Emile Henry (1872-1894) ne correspond pas au portrait robot du poseur de bombe. Adolescent studieux, les professeurs de l’école Jean-Baptiste Say d’Auteuil louaient sa conduite, son jugement, son caractère, son imagination et ses résultats, sauf en chimie où quelques lacunes, vite réparées, furent constatées… Le jeune homme a passé avec succès son bac ès sciences à la Sorbonne en 1888. A dix-sept ans, son avenir semblait tracé. Il était aux portes de Polytechnique quand tout a basculé.
Fils d’un père Communard (la famille Henry, exilée en Espagne, ne reviendra en France qu’en 1880 à la faveur de l’amnistie), frère d’un orateur libertaire, Emile était aussi sensible aux injustices sociales. Il collabora à l’En Dehors, le journal fondé par Zo d’Axa où les personnalités marquantes de l’anarchisme côtoyaient les écrivains Emile Verhaeren, St-Pol Roux, Octave Mirbeau…
D’abord hostile au terrorisme aveugle, Emile prit progressivement conscience que la propagande écrite ou orale ne suffirait pas pour riposter à la violence des patrons et des politiciens. « Il est vraisemblable qu’Emile Henry n’ait trouvé d’autre solution à son désespoir social que le terrorisme », notait Jean Maitron. « Je suis anarchiste depuis peu de temps, avoua Henry à ses juges lors de son procès devant la cour d’assises, en avril 1894. Ce n’est guère que vers le milieu de l’année 1891 que je me suis lancé dans le mouvement révolutionnaire. » Que se passait-il en France dans ces années-là ?
En août 1892, trois mille ouvriers des mines de Carmaux se mirent en grève pour protester contre le licenciement du mineur Jean-Baptiste Calvignac, leader syndical et socialiste, maire de Carmaux depuis le 15 mai 1892. Le gouvernement républicain envoya sur place 1 500 soldats pour défendre la « liberté du travail » dans les mines dirigées par un aristocrate, incarnation de la droite dure, le baron Reille. Une vive colère secoua alors l’échine des travailleurs soumis aux privations pendant qu’éclatait le scandale de Panama.

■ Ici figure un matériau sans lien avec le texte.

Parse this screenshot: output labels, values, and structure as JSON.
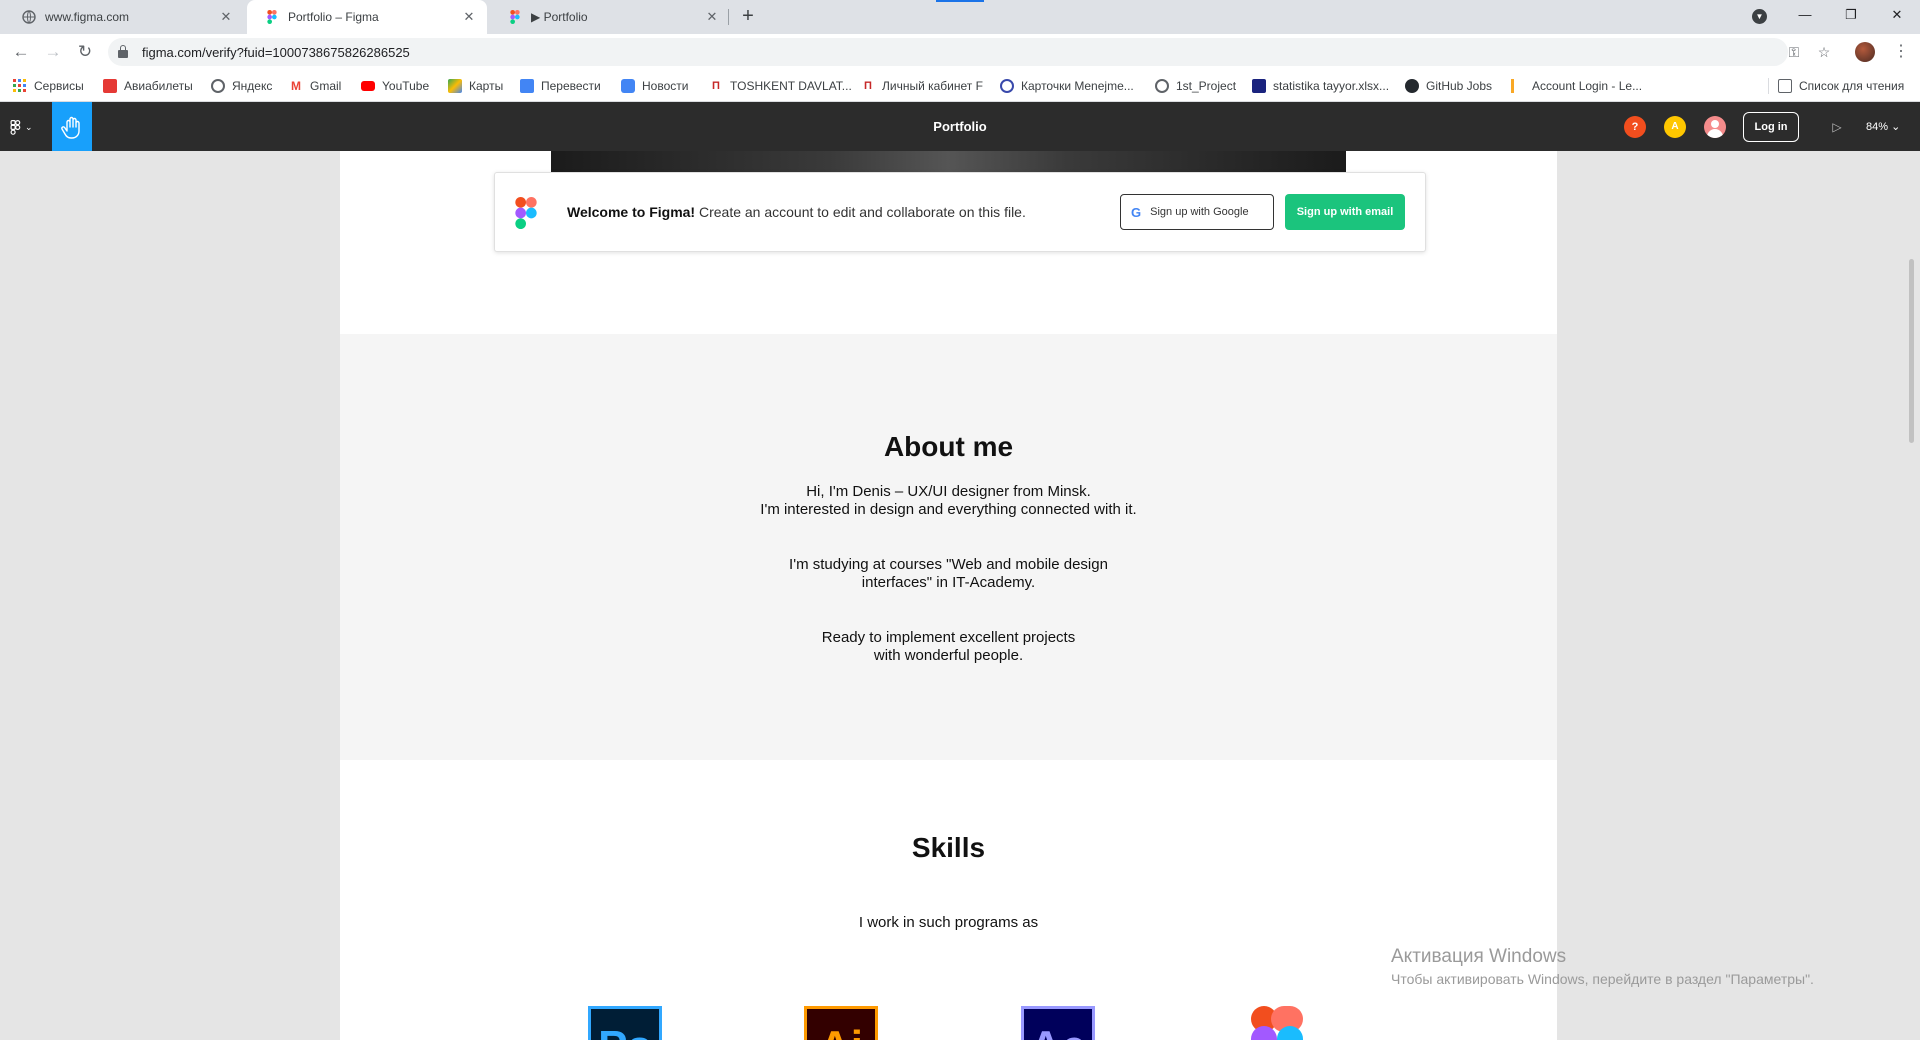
{
  "browser": {
    "tabs": [
      {
        "title": "www.figma.com",
        "active": false
      },
      {
        "title": "Portfolio – Figma",
        "active": true
      },
      {
        "title": "▶ Portfolio",
        "active": false
      }
    ],
    "url": "figma.com/verify?fuid=1000738675826286525",
    "bookmarks": [
      {
        "label": "Сервисы",
        "color": "#ea4335"
      },
      {
        "label": "Авиабилеты",
        "color": "#e53935"
      },
      {
        "label": "Яндекс",
        "color": "#5f6368"
      },
      {
        "label": "Gmail",
        "color": "#ea4335"
      },
      {
        "label": "YouTube",
        "color": "#ff0000"
      },
      {
        "label": "Карты",
        "color": "#34a853"
      },
      {
        "label": "Перевести",
        "color": "#4285f4"
      },
      {
        "label": "Новости",
        "color": "#4285f4"
      },
      {
        "label": "TOSHKENT DAVLAT...",
        "color": "#c62828"
      },
      {
        "label": "Личный кабинет F",
        "color": "#c62828"
      },
      {
        "label": "Карточки Menejme...",
        "color": "#3949ab"
      },
      {
        "label": "1st_Project",
        "color": "#5f6368"
      },
      {
        "label": "statistika tayyor.xlsx...",
        "color": "#1a237e"
      },
      {
        "label": "GitHub Jobs",
        "color": "#24292e"
      },
      {
        "label": "Account Login - Le...",
        "color": "#f9a825"
      }
    ],
    "reading_list": "Список для чтения"
  },
  "figma": {
    "title": "Portfolio",
    "help": "?",
    "avatar_letter": "A",
    "login_label": "Log in",
    "zoom": "84% ⌄",
    "welcome": {
      "bold": "Welcome to Figma!",
      "text": " Create an account to edit and collaborate on this file.",
      "google_label": "Sign up with Google",
      "email_label": "Sign up with email"
    }
  },
  "portfolio": {
    "about_title": "About me",
    "about_p1_l1": "Hi, I'm Denis – UX/UI designer from Minsk.",
    "about_p1_l2": "I'm interested in design and everything connected with it.",
    "about_p2_l1": "I'm studying at courses \"Web and mobile design",
    "about_p2_l2": "interfaces\" in IT-Academy.",
    "about_p3_l1": "Ready to implement excellent projects",
    "about_p3_l2": "with wonderful people.",
    "skills_title": "Skills",
    "skills_sub": "I work in such programs as",
    "apps": [
      "Ps",
      "Ai",
      "Ae"
    ]
  },
  "windows_watermark": {
    "line1": "Активация Windows",
    "line2": "Чтобы активировать Windows, перейдите в раздел \"Параметры\"."
  }
}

La propagande par le fait avait ses figures. A cette époque officiait notamment un certain François-Claudius Koënigstein, plus connu sous le nom de Ravachol. Il fit bien parler la poudre avant d’être guillotiné le 11 juillet 1892. Dans l’air du temps, Emile Henry, en soutien aux mineurs de Carmaux, revendiqua le dépôt d’un engin explosif à la Société des mines de Carmaux, à Paris, le 8 novembre 1892. Manipulée maladroitement par des policiers, la marmite à renversement explosa dans le commissariat de la rue des Bons-Enfants. Six morts.
Le 12 février 1894, Emile Henry, très remonté contre les « lois scélérates » dirigées contre les « associations de malfaiteurs » c’est-à-dire les anarchistes (la nuit du 31 décembre 1893 la police effectua 2 000 perquisitions et une cinquantaine d’arrestations), balança une bombe au milieu du café Terminus. Deux morts. Course poursuite, coups de pétard, arrestation. Terminus aussi pour celui qui n’hésita pas à « tirer dans le tas » puisque le peuple, en refusant de se révolter, cautionnait le système dominant. No one is innocent…
Condamné à mort, Henry fut exécuté le 21 mai 1894, place de la Roquette, à 4h14. Il avait vingt-deux ans. « Si nous donnons la mort, nous savons aussi la recevoir », déclara le révolutionnaire au tribunal où l’on pu découvrir sa forte personnalité et sa vigueur propagandiste. « Cette fois-ci, le lanceur de bombe n’est ni un ouvrier ignorant et grossier comme Ravachol, ni un pauvre diable de bâtard sorti des rangs de peuple, traîneur de route comme Vaillant », écrivit L’Echo de Paris. Quand la tête d’Henry roula dans une auge en tôle, une impression d’horreur vint saisir la foule présente.
Le corps fut mis en bière, la tête entre les jambes. Après un simulacre d’inhumation, la dépouille fut conduite à l’école de médecine pour diverses expériences. Suite aux protestations de la mère d’Henry, les « restes » furent rendus à la famille. Emile Henry finira par être inhumé le 25 mai à Limeil-Brévannes. Jules, son jeune frère, planta un arbre sur la tombe de celui qu’on nomma le Saint-Just de l’Anarchie.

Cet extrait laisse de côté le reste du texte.